Les « vieux chats », au sens littéral du titre, on ne les voit pas souvent, mais ils n’en imposent pas moins leur mesure au film des Chiliens Sebastián Silva (La Nana) et Pedro Peirano. Les deux félins du couple de retraités Isidora et Enrique sont un peu les détenteurs de la sérénité du foyer, seules bêtes vivantes dans un appartement de Santiago rempli de reproductions d’animaux, imperturbables tandis que leurs maîtres se tourmentent et se questionnent sur le passé, le présent et l’avenir. Isidora se débat avec sa hanche défaillante et sa tête aux prises avec la maladie d’Alzheimer. Enrique doit veiller sur elle, se charger de l’administration et des contacts nécessaires avec le quotidien et la modernité. Leur journée se présente mal : d’abord, c’est l’ascenseur qui tombe en panne, coupant Isidora du monde extérieur ; puis c’est Rosario, la fille surexcitée de celle-ci (pas d’Enrique), qui choisit de débarquer à l’improviste avec sa réserve de cocaïne et sa petite amie Beatriz re-prénommée Hugo, dans l’espoir de faire déménager le vieux couple et de récupérer l’appartement. L’heure est, comme on le pressent, aux règlements de comptes et à la prise de conscience, de part et d’autre, des blessures et des manquements.
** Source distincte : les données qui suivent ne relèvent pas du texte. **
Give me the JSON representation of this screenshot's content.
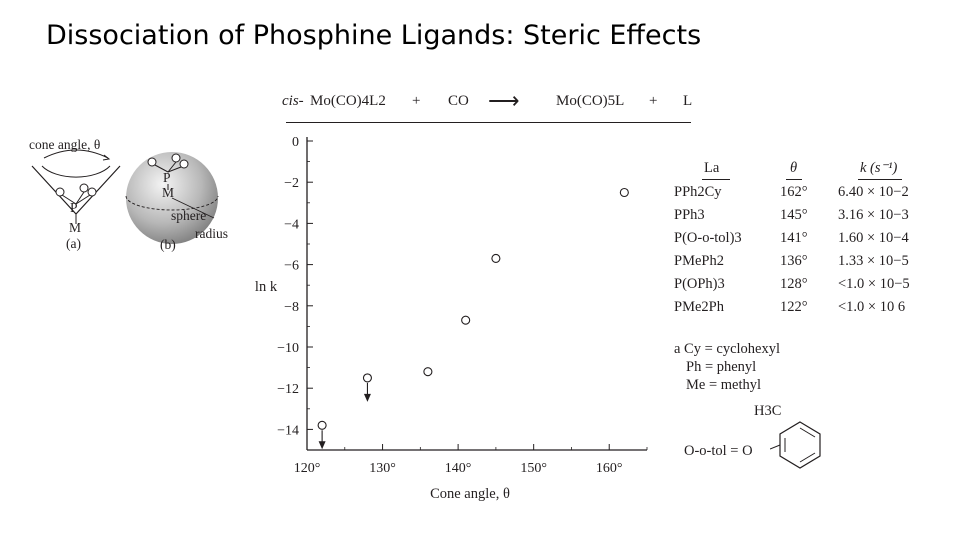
{
  "slide_title": "Dissociation of Phosphine Ligands: Steric Effects",
  "equation": {
    "prefix": "cis-",
    "reactant": "Mo(CO)4L2",
    "plus1": "+",
    "co": "CO",
    "arrow": "⟶",
    "product": "Mo(CO)5L",
    "plus2": "+",
    "l": "L"
  },
  "diagram": {
    "cone_angle_label": "cone angle, θ",
    "p_label_a": "P",
    "m_label_a": "M",
    "caption_a": "(a)",
    "p_label_b": "P",
    "m_label_b": "M",
    "sphere_label": "sphere",
    "radius_label": "radius",
    "caption_b": "(b)"
  },
  "table": {
    "headers": [
      "La",
      "θ",
      "k (s⁻¹)"
    ],
    "rows": [
      {
        "ligand": "PPh2Cy",
        "theta": "162°",
        "k": "6.40 × 10−2"
      },
      {
        "ligand": "PPh3",
        "theta": "145°",
        "k": "3.16 × 10−3"
      },
      {
        "ligand": "P(O-o-tol)3",
        "theta": "141°",
        "k": "1.60 × 10−4"
      },
      {
        "ligand": "PMePh2",
        "theta": "136°",
        "k": "1.33 × 10−5"
      },
      {
        "ligand": "P(OPh)3",
        "theta": "128°",
        "k": "<1.0 × 10−5"
      },
      {
        "ligand": "PMe2Ph",
        "theta": "122°",
        "k": "<1.0 × 10 6"
      }
    ]
  },
  "footnotes": {
    "a": "a Cy = cyclohexyl",
    "ph": "Ph = phenyl",
    "me": "Me = methyl",
    "methyl_group": "H3C",
    "otol": "O-o-tol = O"
  },
  "chart_data": {
    "type": "scatter",
    "title": "",
    "xlabel": "Cone angle, θ",
    "ylabel": "ln k",
    "xlim": [
      120,
      165
    ],
    "ylim": [
      -15,
      0
    ],
    "xticks": [
      120,
      130,
      140,
      150,
      160
    ],
    "xtick_labels": [
      "120°",
      "130°",
      "140°",
      "150°",
      "160°"
    ],
    "yticks": [
      0,
      -2,
      -4,
      -6,
      -8,
      -10,
      -12,
      -14
    ],
    "ytick_labels": [
      "0",
      "−2",
      "−4",
      "−6",
      "−8",
      "−10",
      "−12",
      "−14"
    ],
    "grid": false,
    "points": [
      {
        "x": 122,
        "y": -13.8,
        "upper_limit": true
      },
      {
        "x": 128,
        "y": -11.5,
        "upper_limit": true
      },
      {
        "x": 136,
        "y": -11.2,
        "upper_limit": false
      },
      {
        "x": 141,
        "y": -8.7,
        "upper_limit": false
      },
      {
        "x": 145,
        "y": -5.7,
        "upper_limit": false
      },
      {
        "x": 162,
        "y": -2.5,
        "upper_limit": false
      }
    ]
  }
}
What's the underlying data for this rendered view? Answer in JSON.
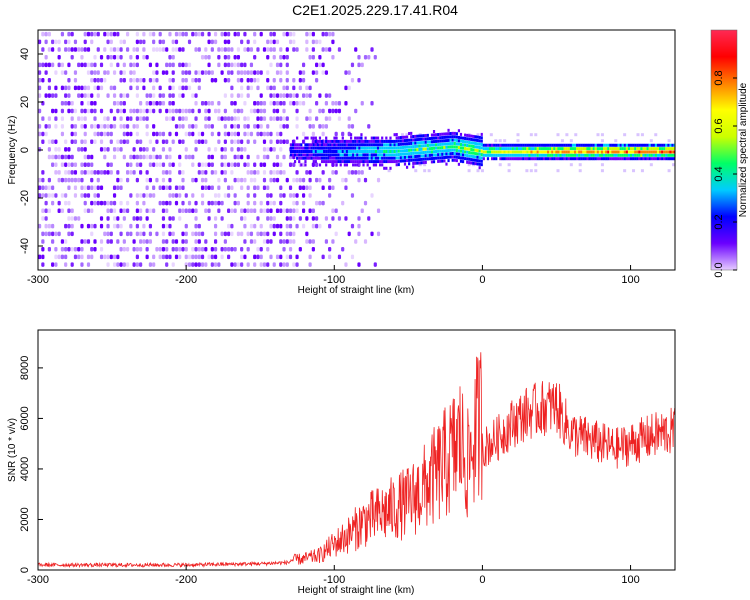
{
  "title": "C2E1.2025.229.17.41.R04",
  "chart_data": [
    {
      "type": "heatmap",
      "xlabel": "Height of straight line (km)",
      "ylabel": "Frequency (Hz)",
      "xlim": [
        -300,
        130
      ],
      "ylim": [
        -50,
        50
      ],
      "xticks": [
        -300,
        -200,
        -100,
        0,
        100
      ],
      "yticks": [
        -40,
        -20,
        0,
        20,
        40
      ],
      "colorbar": {
        "label": "Normalized spectral amplitude",
        "range": [
          0,
          1
        ],
        "ticks": [
          "0.0",
          "0.2",
          "0.4",
          "0.6",
          "0.8"
        ],
        "colors": [
          "#e6ccff",
          "#6a00ff",
          "#0000ff",
          "#00ccff",
          "#00ff66",
          "#ccff00",
          "#ffff00",
          "#ff8000",
          "#ff0000",
          "#ff2a55"
        ]
      },
      "ridge": [
        {
          "x": -130,
          "freq": 0,
          "amplitude": 0.25
        },
        {
          "x": -100,
          "freq": 0,
          "amplitude": 0.35
        },
        {
          "x": -80,
          "freq": 0,
          "amplitude": 0.45
        },
        {
          "x": -60,
          "freq": 0,
          "amplitude": 0.5
        },
        {
          "x": -40,
          "freq": 1,
          "amplitude": 0.55
        },
        {
          "x": -20,
          "freq": 2,
          "amplitude": 0.55
        },
        {
          "x": 0,
          "freq": 0,
          "amplitude": 0.65
        },
        {
          "x": 20,
          "freq": 0,
          "amplitude": 0.75
        },
        {
          "x": 50,
          "freq": 0,
          "amplitude": 0.85
        },
        {
          "x": 100,
          "freq": 0,
          "amplitude": 0.9
        },
        {
          "x": 130,
          "freq": 0,
          "amplitude": 0.9
        }
      ]
    },
    {
      "type": "line",
      "xlabel": "Height of straight line (km)",
      "ylabel": "SNR (10 * v/v)",
      "xlim": [
        -300,
        130
      ],
      "ylim": [
        0,
        9500
      ],
      "xticks": [
        -300,
        -200,
        -100,
        0,
        100
      ],
      "yticks": [
        0,
        2000,
        4000,
        6000,
        8000
      ],
      "series": [
        {
          "color": "#ee2222",
          "x": [
            -300,
            -250,
            -200,
            -150,
            -130,
            -120,
            -110,
            -100,
            -90,
            -80,
            -70,
            -60,
            -50,
            -40,
            -30,
            -20,
            -15,
            -10,
            -5,
            0,
            10,
            20,
            30,
            40,
            50,
            60,
            70,
            80,
            90,
            100,
            110,
            120,
            130
          ],
          "y": [
            200,
            200,
            200,
            250,
            300,
            350,
            450,
            800,
            1100,
            1500,
            1700,
            1900,
            2100,
            2500,
            3000,
            3600,
            4000,
            3200,
            4200,
            4800,
            5200,
            5800,
            6200,
            6400,
            6500,
            5400,
            5200,
            5000,
            4800,
            5000,
            5200,
            5400,
            5500
          ]
        }
      ]
    }
  ]
}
Le temps gagne sur tout le monde
On pourrait butter sur les quelques facilités employées par les auteurs : le personnage de la fille prodigue lesbienne et droguée, qui accumule les singularités pour accentuer le choc des générations ; ou la mise en scène parfois complaisante des égarements pathologiques de la vieille femme, quand sons étranges et ralentis matérialisent ceux-ci comme des balades dans un imaginaire, ou quand des zooms sur-signifient l’agression de l’environnement. Ce serait cependant ignorer que ces quelques trucs de faiseur de drame ne font qu’enrober une réelle justesse de regard sur les personnages. Même les clichés auxquels ceux-ci s’exposent (le couple lesbien farouche, les retraités attachés à leurs habitudes et en difficulté avec l’informatique…) quittent leur statut de vignette publicitaire pour trouver une incarnation tout en nuances, s’inscrivant dans un quotidien crédible. Et puis, qu’ils soient d’une caractérisation surchargée — comme Rosario — ou plus sobre, tous sont traités d’un regard égal, sans hiérarchisation ni distribution de rôles par un quelconque démiurge. Chacun agit en bien ou en mal au gré de ses humeurs et de ses hésitations (ce qui place le film dans un registre comique oscillant entre légèreté et noirceur), et chacun joue à sa façon avec un même adversaire omniprésent : le temps.
C’est la petite singularité de ces Vieux Chats qui s’inscrivent dans le genre du règlement de comptes familial, non pour la teneur de l’attendu déballage de linge sale (comme le veut trop souvent ce genre balisé) mais dans le suspense prégnant ménagé par le délai que met ce groupe à réaliser comme il en est arrivé à l’état déplorable actuel de ses relations. Ce délai, les personnages l’entretiennent par leurs tractations diverses avec le temps : Rosario retarde l’issue (quitte à la fuir lorsqu’elle pourrait venir, ainsi dans la prenante scène de l’escalier) en maintenant l’ambiguïté sur ses intentions (fille aimante et blessée, ingrate et cupide, ou un peu de tout ça ?) ; Isidora hésite, se dérobe, s’en remet à son mari ou prend soudain l’initiative, ses jambes ne la portent pas très bien, sa mémoire a des ratés et elle décide même de tricher avec celle-ci pour accélérer la résolution. Ainsi, travaillant un terrain connu et rebattu, le film de Silva et Peirano dessine, l’air de rien, une petite mais pas anodine dissertation sur le rapport de l’être humain à la vie qu’il laisse couler — ne réalisant que trop tard à quel point, pris au piège des habitudes, il a été victime de l’usure du temps.